As the title suggest ‘Break My Soul’ isn’t the most uplifting of tracks but lyrically it’s one of the bands strongest. There’s something quite captivating about;
‘Your fire, pushes me closer to the wire. Show me a liar, and I’ll reveal the truth. Your halo is withered and broken, you tore off my mask and wish I’d never spoken.’
Again the guitar work is very strong, and the quicker final section is a nice addition.
‘Ulcer’ however, is a bit of a disappointment. Well, there is nothing wrong with the song as such but the production I feel lets the track down in a big way. It sounds like the band were playing in one room while someone stood outside with the door shut and recorded it. That’s being said, I do like the track. It has quite a grunge style edge to it and the musicianship is again impressive. However the production could have done with being a good deal sharper.

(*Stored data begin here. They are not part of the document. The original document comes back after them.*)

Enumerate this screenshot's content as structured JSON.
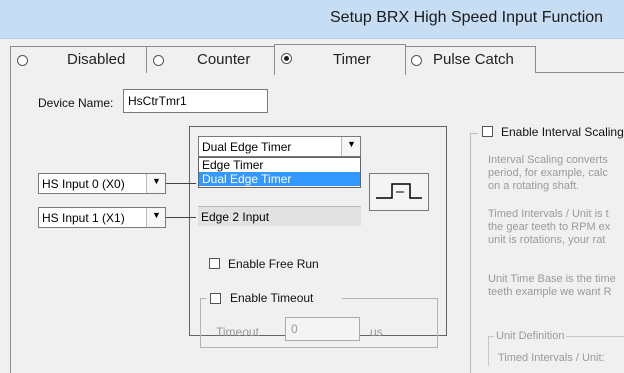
{
  "window": {
    "title": "Setup BRX High Speed Input Function"
  },
  "mode_tabs": [
    {
      "label": "Disabled",
      "selected": false
    },
    {
      "label": "Counter",
      "selected": false
    },
    {
      "label": "Timer",
      "selected": true
    },
    {
      "label": "Pulse Catch",
      "selected": false
    }
  ],
  "device": {
    "label": "Device Name:",
    "value": "HsCtrTmr1"
  },
  "inputs": {
    "input0": "HS Input 0 (X0)",
    "input1": "HS Input 1 (X1)"
  },
  "timer_type": {
    "value": "Dual Edge Timer",
    "options": [
      "Edge Timer",
      "Dual Edge Timer"
    ],
    "highlighted": "Dual Edge Timer"
  },
  "edge2": {
    "label": "Edge 2 Input"
  },
  "free_run": {
    "label": "Enable Free Run",
    "checked": false
  },
  "timeout": {
    "label": "Enable Timeout",
    "checked": false,
    "field_label": "Timeout",
    "value": "0",
    "unit": "us"
  },
  "interval_scaling": {
    "label": "Enable Interval Scaling",
    "checked": false,
    "desc1": [
      "Interval Scaling converts",
      "period, for example, calc",
      "on a rotating shaft."
    ],
    "desc2": [
      "Timed Intervals / Unit is t",
      "the gear teeth to RPM ex",
      "unit is rotations, your rat"
    ],
    "desc3": [
      "Unit Time Base is the time",
      "teeth example we want R"
    ],
    "unit_definition": "Unit Definition",
    "timed_intervals_label": "Timed Intervals / Unit:"
  },
  "icons": {
    "radio": "radio-button",
    "dropdown": "chevron-down-icon",
    "waveform": "pulse-waveform-icon"
  }
}
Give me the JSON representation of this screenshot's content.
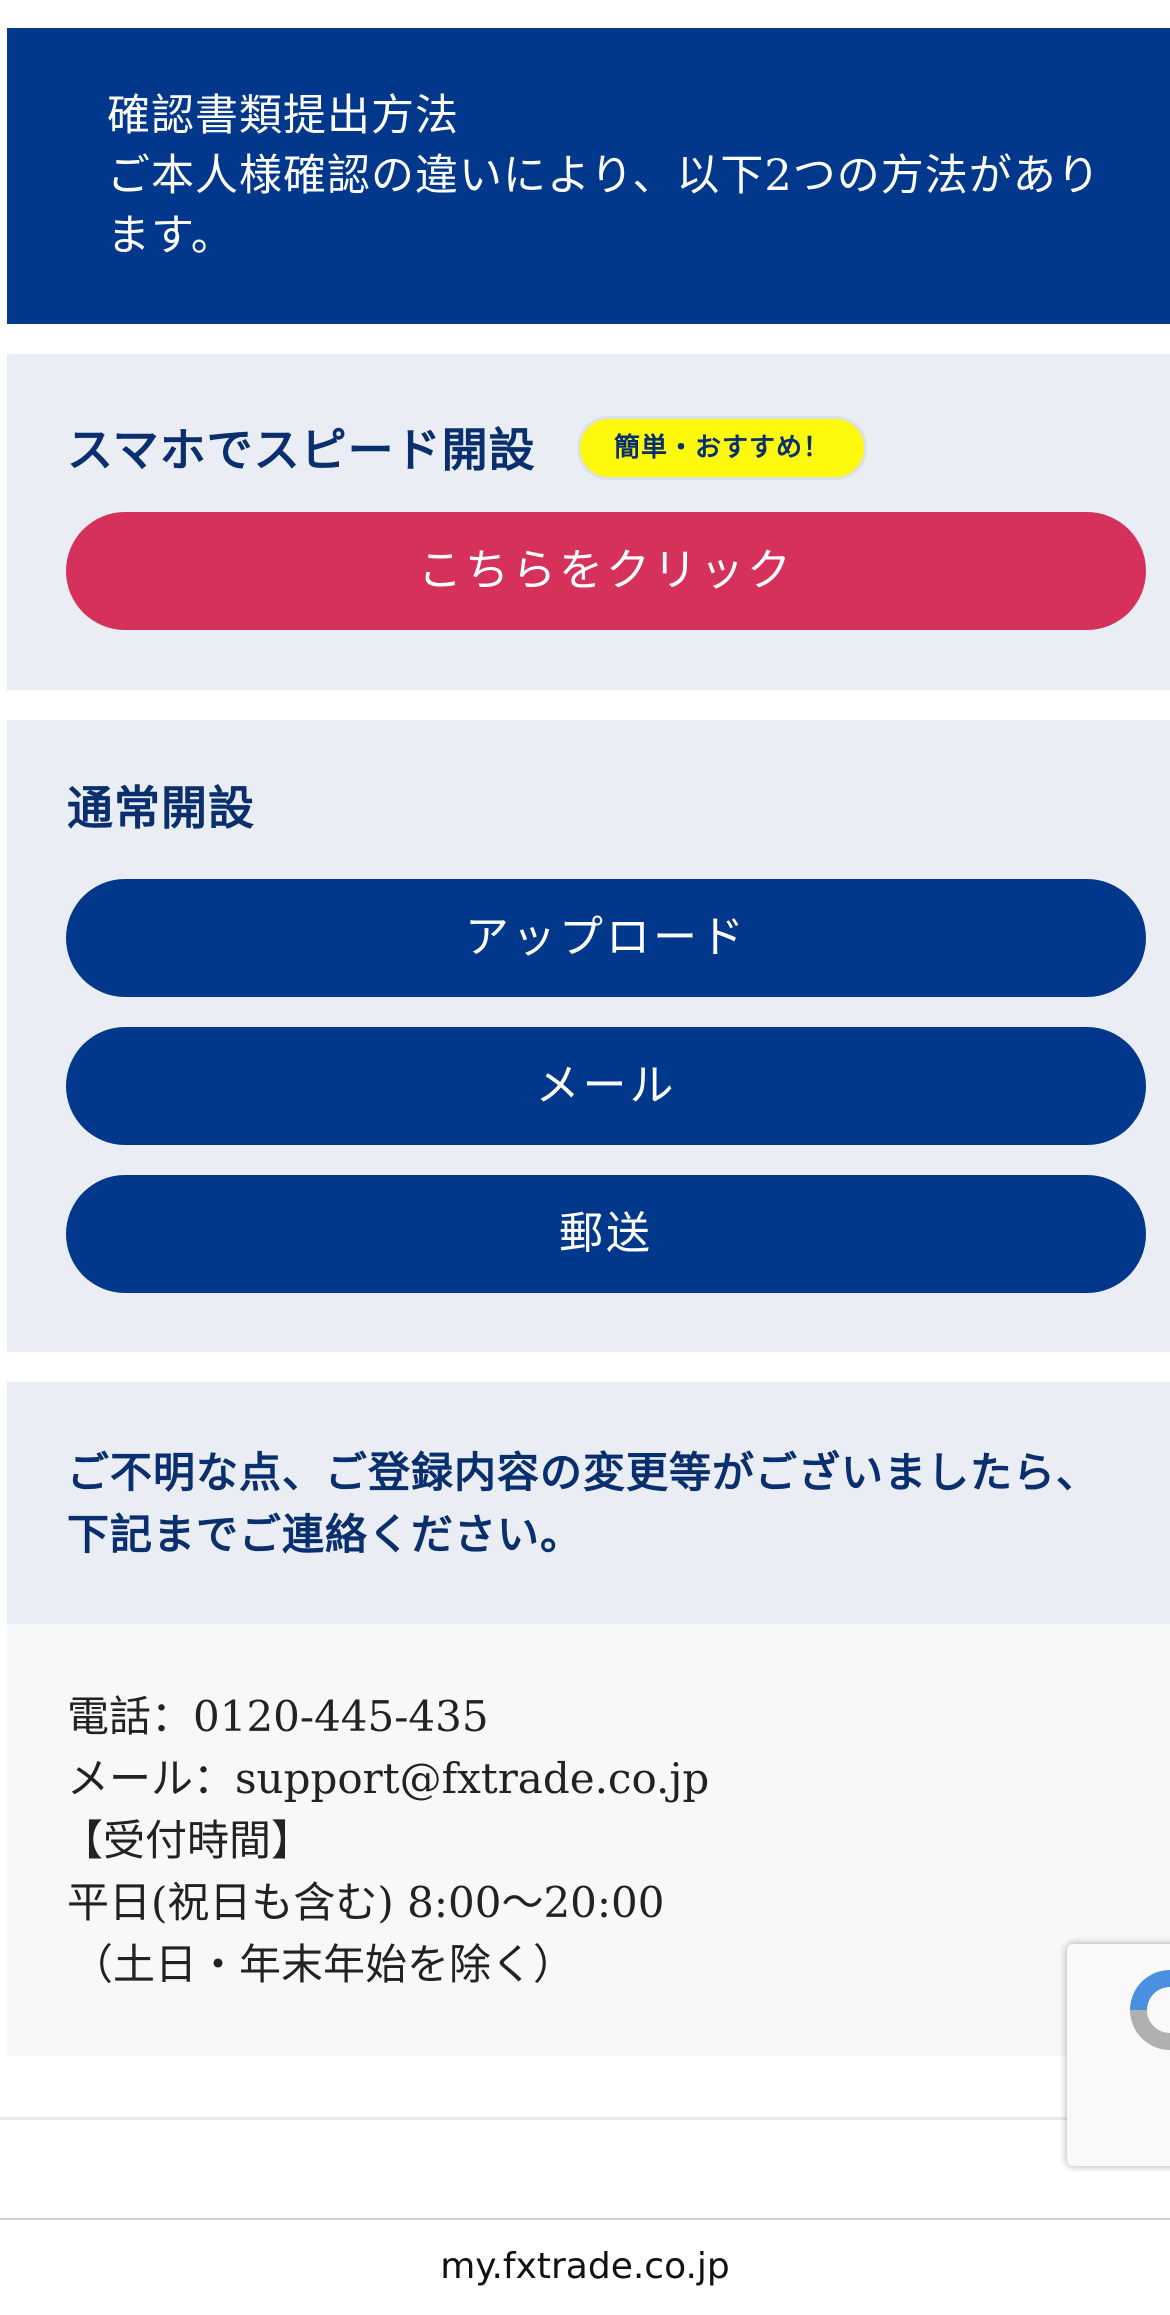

Final track, the imaginatively titled ‘Document 1’ (Named after the default save in Microsoft word) is probably one of the most random things that I have ever heard. It makes absolutely no sense, and in places lyrically it’s almost like a guide track because it makes no sense but it somehow works. There is a Black Sabbath vein pumping glorious rock riffs throughout the track and the solo towards the end is outstanding. It’s a great track to end on.
The word I would use to describe this record is ‘promising;’ there is a hell of a lot to like. The band aren’t afraid to try different styles, the rhythm section and the guitar work are superb and vocally Frost seems to have found his lane which is a huge plus at this stage in the game. Failed over-elaborate vocals are a huge no-no. On the flipside as I mentioned the production is a little patchy and although I did praise the lyrics in ‘Break My Soul’ on a couple of other tracks they are a little weak. But, and it is a huge but, it needs to be remembered that this is the band’s first project and any of the slight negatives that I have mentioned can be easily fixed over time. What is important is that all the basic stuff is there and it is very good.
‘Jack’ strikes and beautifully rocky tone and will keep you interested from beginning to end of what is a very promising debut.